Research and address customer pain points

Research as much as possible and address specific customer pain points. A good example is Starbucks, which enables you to place a delivery or even add your name to a waitlist, and earn points by doing so. Apps also allow you to build your brand, retain customers, ensure loyalty, and reach different customer segments.

Use features like push notifications and clicks to call

According to this survey, 46% of users want to push notifications because they like personalized alerts. This survey also mentions that unlike a link, a click to call button achieves 30% to 50% conversion rates. Online payments, shipment tracking, appointment booking and connecting to social media platforms are necessities and not features if you want to build mobile apps for consumers.

Design it right and test it

This quote by Steve Jobs underpins the purpose of good design. “Design is not just what it looks and feels like.
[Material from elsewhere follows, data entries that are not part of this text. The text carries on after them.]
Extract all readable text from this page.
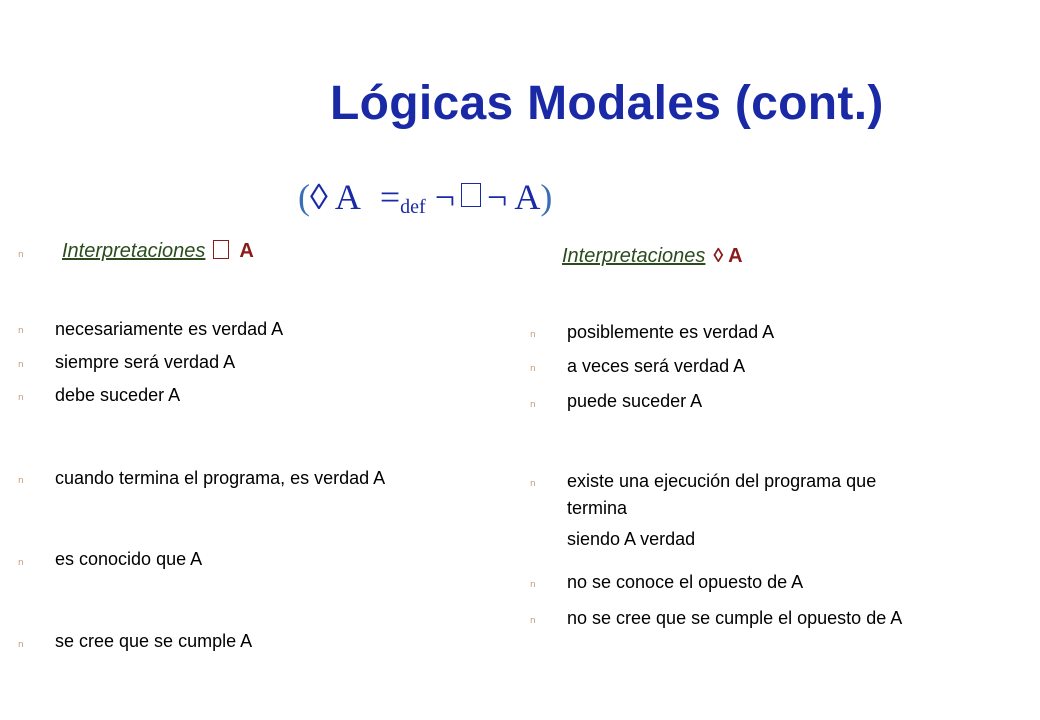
Lógicas Modales (cont.)
(◊ $A =_{def}$ ¬ ¬ A)
n Interpretaciones A
n necesariamente es verdad A
n siempre será verdad A
n debe suceder A
n cuando termina el programa, es verdad A
n es conocido que A
n se cree que se cumple A
Interpretaciones ◊ A
n posiblemente es verdad A
n a veces será verdad A
n puede suceder A
n existe una ejecución del programa que
termina
siendo A verdad
n no se conoce el opuesto de A
n no se cree que se cumple el opuesto de A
The design is how it works.” A report by Fortune says that 75% of users open an app but lose interest and don’t come back. Design and user experience determine the success of your app. From fast loading time and customer experience to ease of use and the right amount of content, design matters immensely. User experience testing is also important, and testing for technical glitches or bugs is also crucial. Remember, a slow loading time or error pages can put a user off completely. UI and UX richness, as well as usability, will determine the success of your app.

Developing apps like shopping carts

Apart from the features mentioned above, shopping, e-commerce, and consumer apps should have facilities like shipping, multiple payment gateways, OTP generation, customer support services like chatbots and the ability to work in the offline mode. Synchronization between the store and the app, voice search, a rich and interactive design, multilingual support, push notifications, social media/mobile logins and integrating GPS or features like maps also adds to a great shopping experience. A perfectly designed app which brings all these features to the table will be an instant success. For more information on e-commerce apps, you can check out our article on how to build one.

Interestingly, statistics show that while gaming apps are most commonly created apps, web apps for the consumer industry and apps that are used for shopping are the most commonly used apps. Developing applications for consumer services? You’ve entered the hottest mobile and web app market!